If resolveEnvironment returns an invalid value or throws, the provider throws a SkyStateError synchronously during rendering. In development this will cause an error overlay. In production, it will propagate to the nearest error boundary.

children

Standard React children. All descendants can call useProjectConfig and useProjectConfigStatus.


devKey

The dev API key is not a prop. It is read automatically from the environment:

  • import.meta.env.SKYSTATE_DEV_KEY (Vite / esbuild / Rollup)
  • process.env.SKYSTATE_DEV_KEY (Node.js / webpack / CRA)

When the key is found and the resolved environment is 'development', auto-registration is enabled. See Auto-registration for details.


Usage Examples

Minimal setup (Vite)

tsx
import { SkyStateProvider } from '@skystate/react';

createRoot(document.getElementById('root')!).render(
  <SkyStateProvider
    apiUrl="https://api.skystate.io"
    accountSlug="my-account"
    projectSlug="my-project"
  >
    <App />
  </SkyStateProvider>,
);

With no resolveEnvironment prop, the provider calls defaultReactResolver, which reads import.meta.env.MODE. In a Vite dev server this returns 'development'. In a vite build production build it returns 'production'.

Explicit environment from environment variables (Vite)

tsx
// main.tsx
import { StrictMode } from 'react';
import { createRoot } from 'react-dom/client';
import { SkyStateProvider } from '@skystate/react';
import App from './App';

const apiUrl = import.meta.env.VITE_SKYSTATE_API_URL ?? 'https://api.skystate.io';
const accountSlug = import.meta.env.VITE_SKYSTATE_ACCOUNT_SLUG ?? 'my-account';
const projectSlug = import.meta.env.VITE_SKYSTATE_PROJECT_SLUG ?? 'my-project';

createRoot(document.getElementById('root')!).render(
  <StrictMode>
    <SkyStateProvider
      apiUrl={apiUrl}
      accountSlug={accountSlug}
      projectSlug={projectSlug}
      resolveEnvironment={() => import.meta.env.MODE ?? 'development'}
    >
      <App />
    </SkyStateProvider>
  </StrictMode>,
);

Environment file setup

Create these files in your project root:

# .env (committed — non-sensitive defaults)
VITE_SKYSTATE_API_URL=https://api.skystate.io
VITE_SKYSTATE_ACCOUNT_SLUG=my-account
VITE_SKYSTATE_PROJECT_SLUG=my-project

# .env.local (not committed — developer-specific)
SKYSTATE_DEV_KEY=devkey_abc123...

Store Lifecycle

The provider creates the store during the initial render, not inside a useEffect.
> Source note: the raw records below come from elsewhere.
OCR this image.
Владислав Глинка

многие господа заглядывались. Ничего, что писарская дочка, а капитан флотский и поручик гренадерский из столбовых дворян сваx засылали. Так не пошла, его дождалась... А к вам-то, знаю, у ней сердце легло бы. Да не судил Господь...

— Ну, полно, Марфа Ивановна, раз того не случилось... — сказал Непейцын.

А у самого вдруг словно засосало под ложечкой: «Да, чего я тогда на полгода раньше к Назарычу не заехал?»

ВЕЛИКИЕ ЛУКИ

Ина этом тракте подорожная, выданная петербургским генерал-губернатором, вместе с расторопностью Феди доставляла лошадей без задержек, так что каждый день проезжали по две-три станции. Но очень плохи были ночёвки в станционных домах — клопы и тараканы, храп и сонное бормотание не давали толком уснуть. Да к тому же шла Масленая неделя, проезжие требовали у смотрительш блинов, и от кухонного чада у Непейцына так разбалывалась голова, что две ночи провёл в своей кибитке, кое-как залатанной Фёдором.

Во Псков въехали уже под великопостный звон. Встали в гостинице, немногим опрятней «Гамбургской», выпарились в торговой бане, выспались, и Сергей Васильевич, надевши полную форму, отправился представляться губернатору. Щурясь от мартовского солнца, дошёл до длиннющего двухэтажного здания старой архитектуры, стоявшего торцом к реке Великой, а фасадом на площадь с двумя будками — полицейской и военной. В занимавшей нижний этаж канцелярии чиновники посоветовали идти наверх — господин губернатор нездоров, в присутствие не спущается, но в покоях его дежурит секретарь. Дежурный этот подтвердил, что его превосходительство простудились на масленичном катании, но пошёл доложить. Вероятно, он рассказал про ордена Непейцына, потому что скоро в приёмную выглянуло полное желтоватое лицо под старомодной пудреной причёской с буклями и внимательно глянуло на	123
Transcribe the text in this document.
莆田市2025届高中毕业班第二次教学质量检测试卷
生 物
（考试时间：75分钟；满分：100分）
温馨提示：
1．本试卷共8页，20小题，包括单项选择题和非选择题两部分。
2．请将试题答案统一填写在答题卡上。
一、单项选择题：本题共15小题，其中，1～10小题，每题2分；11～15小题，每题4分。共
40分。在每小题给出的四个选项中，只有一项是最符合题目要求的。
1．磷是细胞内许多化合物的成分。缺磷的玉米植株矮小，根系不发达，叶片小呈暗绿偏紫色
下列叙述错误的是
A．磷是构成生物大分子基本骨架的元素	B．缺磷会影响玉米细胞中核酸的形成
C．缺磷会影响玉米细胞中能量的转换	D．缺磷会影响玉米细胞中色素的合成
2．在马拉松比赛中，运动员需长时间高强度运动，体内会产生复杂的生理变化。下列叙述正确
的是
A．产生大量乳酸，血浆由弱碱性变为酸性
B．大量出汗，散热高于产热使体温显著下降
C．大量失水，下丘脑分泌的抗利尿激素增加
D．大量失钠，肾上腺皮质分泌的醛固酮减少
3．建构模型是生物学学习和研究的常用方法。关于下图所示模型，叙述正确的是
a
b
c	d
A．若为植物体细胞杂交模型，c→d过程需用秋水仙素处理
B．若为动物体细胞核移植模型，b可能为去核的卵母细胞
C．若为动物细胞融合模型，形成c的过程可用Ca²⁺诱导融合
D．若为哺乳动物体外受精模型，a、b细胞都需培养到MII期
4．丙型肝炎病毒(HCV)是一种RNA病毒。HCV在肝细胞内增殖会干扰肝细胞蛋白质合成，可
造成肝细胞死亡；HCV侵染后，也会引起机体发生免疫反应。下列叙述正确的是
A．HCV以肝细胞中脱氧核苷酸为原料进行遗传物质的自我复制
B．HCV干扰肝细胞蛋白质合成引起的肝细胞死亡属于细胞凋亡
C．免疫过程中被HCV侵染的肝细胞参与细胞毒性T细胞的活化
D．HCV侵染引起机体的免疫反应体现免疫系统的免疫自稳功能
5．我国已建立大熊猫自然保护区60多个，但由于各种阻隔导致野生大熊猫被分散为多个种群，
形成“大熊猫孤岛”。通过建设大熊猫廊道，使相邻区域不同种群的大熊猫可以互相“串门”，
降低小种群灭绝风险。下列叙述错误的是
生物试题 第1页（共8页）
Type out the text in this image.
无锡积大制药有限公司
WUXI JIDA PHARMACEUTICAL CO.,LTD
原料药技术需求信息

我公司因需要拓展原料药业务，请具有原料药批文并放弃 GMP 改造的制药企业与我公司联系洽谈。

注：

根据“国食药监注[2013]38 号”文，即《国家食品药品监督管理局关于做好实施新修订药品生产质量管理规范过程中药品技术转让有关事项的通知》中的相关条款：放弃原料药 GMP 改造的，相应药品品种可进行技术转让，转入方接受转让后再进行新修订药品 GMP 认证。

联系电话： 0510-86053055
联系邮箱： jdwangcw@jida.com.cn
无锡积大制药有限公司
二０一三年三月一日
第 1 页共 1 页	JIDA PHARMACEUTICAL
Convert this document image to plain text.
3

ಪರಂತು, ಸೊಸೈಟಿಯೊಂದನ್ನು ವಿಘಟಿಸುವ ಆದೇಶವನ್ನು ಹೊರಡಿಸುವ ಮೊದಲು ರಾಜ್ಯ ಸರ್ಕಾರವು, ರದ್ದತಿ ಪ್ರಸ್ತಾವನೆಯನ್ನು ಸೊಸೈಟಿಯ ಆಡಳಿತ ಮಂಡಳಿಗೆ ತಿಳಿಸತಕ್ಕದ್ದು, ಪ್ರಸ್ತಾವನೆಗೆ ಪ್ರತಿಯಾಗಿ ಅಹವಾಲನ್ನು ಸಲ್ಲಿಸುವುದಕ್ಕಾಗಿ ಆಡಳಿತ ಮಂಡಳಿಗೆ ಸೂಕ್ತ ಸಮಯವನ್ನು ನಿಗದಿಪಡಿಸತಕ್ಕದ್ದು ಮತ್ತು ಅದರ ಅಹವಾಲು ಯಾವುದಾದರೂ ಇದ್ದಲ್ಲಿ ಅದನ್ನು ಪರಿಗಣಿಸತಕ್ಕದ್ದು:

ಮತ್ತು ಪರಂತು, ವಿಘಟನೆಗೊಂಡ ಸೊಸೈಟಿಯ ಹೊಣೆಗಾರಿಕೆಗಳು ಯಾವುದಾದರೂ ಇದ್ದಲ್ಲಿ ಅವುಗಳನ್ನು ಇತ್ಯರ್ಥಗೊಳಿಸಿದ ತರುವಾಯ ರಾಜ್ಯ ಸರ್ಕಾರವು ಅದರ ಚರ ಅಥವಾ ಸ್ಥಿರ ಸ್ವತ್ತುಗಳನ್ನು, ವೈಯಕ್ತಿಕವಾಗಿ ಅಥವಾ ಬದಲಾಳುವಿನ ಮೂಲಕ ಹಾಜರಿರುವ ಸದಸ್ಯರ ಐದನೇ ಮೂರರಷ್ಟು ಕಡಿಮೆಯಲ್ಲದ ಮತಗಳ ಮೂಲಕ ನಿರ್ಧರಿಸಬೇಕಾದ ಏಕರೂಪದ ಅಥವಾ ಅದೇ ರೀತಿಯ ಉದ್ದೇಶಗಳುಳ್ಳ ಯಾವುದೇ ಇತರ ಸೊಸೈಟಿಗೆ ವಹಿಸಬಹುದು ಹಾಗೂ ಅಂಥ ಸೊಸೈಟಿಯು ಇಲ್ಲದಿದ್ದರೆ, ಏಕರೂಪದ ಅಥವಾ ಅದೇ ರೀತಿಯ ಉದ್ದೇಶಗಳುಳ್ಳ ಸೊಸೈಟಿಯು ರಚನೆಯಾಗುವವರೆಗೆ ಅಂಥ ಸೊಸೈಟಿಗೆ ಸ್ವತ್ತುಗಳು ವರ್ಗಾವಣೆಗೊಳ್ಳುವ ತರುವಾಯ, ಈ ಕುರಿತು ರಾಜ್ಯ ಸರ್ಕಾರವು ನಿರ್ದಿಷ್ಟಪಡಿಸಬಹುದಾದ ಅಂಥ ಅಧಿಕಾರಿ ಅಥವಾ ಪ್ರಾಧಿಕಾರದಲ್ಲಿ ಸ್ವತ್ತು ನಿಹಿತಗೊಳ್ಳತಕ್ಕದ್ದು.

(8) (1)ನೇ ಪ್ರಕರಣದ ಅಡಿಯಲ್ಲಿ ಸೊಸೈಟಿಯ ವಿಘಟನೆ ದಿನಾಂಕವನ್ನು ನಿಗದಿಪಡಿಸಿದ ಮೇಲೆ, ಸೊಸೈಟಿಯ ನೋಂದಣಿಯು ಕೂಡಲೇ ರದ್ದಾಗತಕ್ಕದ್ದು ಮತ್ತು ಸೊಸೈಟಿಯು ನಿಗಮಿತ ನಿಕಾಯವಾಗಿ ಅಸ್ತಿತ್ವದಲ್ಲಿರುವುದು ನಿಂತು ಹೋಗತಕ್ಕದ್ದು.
This ensures the store is available on the first render pass and hooks can read from it immediately (returning isLoading: true if no data has arrived yet).

When the provider unmounts, a useEffect cleanup function calls store.dispose(), which cancels in-flight requests, clears subscriptions, and removes the store from the singleton registry.

If you remount the same provider (for example, during React Strict Mode's double-invocation), getOrCreateStore returns the same singleton, so the HTTP request is not duplicated.


Using Multiple Providers

Each SkyStateProvider instance connects to one (apiUrl, accountSlug, projectSlug, environment) tuple. If your application reads config from multiple projects, nest or render multiple providers:

tsx
// Reads from 'website' project
<SkyStateProvider accountSlug="acme" projectSlug="website" apiUrl="...">
  <WebsiteSection />
</SkyStateProvider>

// Reads from 'admin' project
<SkyStateProvider accountSlug="acme" projectSlug="admin" apiUrl="...">
  <AdminSection />
</SkyStateProvider>

Hooks will use the nearest SkyStateProvider ancestor in the tree.